In recent years, many people have tried to reach the UK, crammed into containers of vehicles or on ships crossing the English Channel. With the intensification of border controls in the Channel, the journeys of hope are forced to take alternative routes, such as that traveled by the truck, in order to avoid travelling the well policed route between Calais and Dover.
The journey ended in a parking lot in an industrial area where those onboard human beings were abandoned without dignity as though they were any other type of goods to be transported from one place to another.
A tragedy not new to Britain , a similar event had already occured in 2000 in Dover when 58 Chinese migrants were found dead in a truck , an example of yet another infernal journey organized by networks of human traffickers who profit from the desperation of illegal immigration. Not far from the truck, the driver was trying to escape, leaving behind the horror that was left there.
We all have the responsibility not to look the other way, not to flee with inhumanity as the driver did who, careless of the life of human beings he carried, betrayed our humanity.
Human trafficking from Asia, and in particular from China, is poorly documented. Published data on illegal immigration from the East by British institutions is outdated and incomplete.

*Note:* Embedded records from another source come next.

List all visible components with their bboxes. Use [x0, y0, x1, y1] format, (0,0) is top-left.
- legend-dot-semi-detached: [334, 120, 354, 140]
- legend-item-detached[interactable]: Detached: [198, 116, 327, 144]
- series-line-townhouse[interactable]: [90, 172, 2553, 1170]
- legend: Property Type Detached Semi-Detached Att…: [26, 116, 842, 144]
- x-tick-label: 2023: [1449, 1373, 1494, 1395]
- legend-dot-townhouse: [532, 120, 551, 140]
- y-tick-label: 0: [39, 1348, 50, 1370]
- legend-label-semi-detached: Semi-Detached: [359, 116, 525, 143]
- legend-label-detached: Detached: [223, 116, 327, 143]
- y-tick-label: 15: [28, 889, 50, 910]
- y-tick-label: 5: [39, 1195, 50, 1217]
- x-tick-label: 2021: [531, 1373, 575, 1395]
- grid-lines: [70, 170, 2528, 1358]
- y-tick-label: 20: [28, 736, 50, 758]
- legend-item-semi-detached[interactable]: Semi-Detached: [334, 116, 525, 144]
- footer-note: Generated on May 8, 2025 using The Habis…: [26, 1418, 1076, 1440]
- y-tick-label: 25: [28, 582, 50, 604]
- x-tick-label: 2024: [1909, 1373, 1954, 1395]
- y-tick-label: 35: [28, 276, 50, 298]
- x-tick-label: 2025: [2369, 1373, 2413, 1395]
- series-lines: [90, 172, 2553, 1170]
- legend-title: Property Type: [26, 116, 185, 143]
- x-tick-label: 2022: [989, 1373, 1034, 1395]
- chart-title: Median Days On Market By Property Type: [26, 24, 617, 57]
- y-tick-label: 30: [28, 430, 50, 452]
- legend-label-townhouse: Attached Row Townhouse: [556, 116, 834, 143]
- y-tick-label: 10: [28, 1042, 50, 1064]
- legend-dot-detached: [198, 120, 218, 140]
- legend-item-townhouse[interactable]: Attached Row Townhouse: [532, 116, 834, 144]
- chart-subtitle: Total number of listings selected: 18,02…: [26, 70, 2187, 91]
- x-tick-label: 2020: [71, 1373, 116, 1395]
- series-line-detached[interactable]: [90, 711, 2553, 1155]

The latest information, published by the government in 2014,estimates that thousands of migrants are arriving via irregular routes from China to the UK.
Through MOAS’ missions in Asia, I had the opportunity to learn about the migration dynamics ofthis area , especially of Myanmar and Bangladesh, and the opportunity to testify how serious the situation is and how ,in the coming years , the numbers of people making such journeys will only increase.
The grief of the political community over what has happened should be transformed, with the appropriate legislative instruments, into immediate measures to prevent such a tragedy from happening again. But, as the experience of recent years teaches us, the emotion of the moment does not prelude any real commitment.
We are witnessing, the continued loss of life of many of the people that leave their homes and their land in search of a better life. Such A situation could be prevented if safe routes and legal channels to access Europe were established, the only alternatives to the “journey of death”. For this reason, together with MOAS, I do not get tired of repeating the need and urgency to start and ensure a system of facilitation to allow people to obtain entry visas and to prevent this loss of humanity. Together with the urgency of educating young people about legal entry channels , it is also important to educate people about the importance of not getting involved with human traffickers, who treat people’s lives as a game of Russian roulette, constantly challenging the boundary between life and death.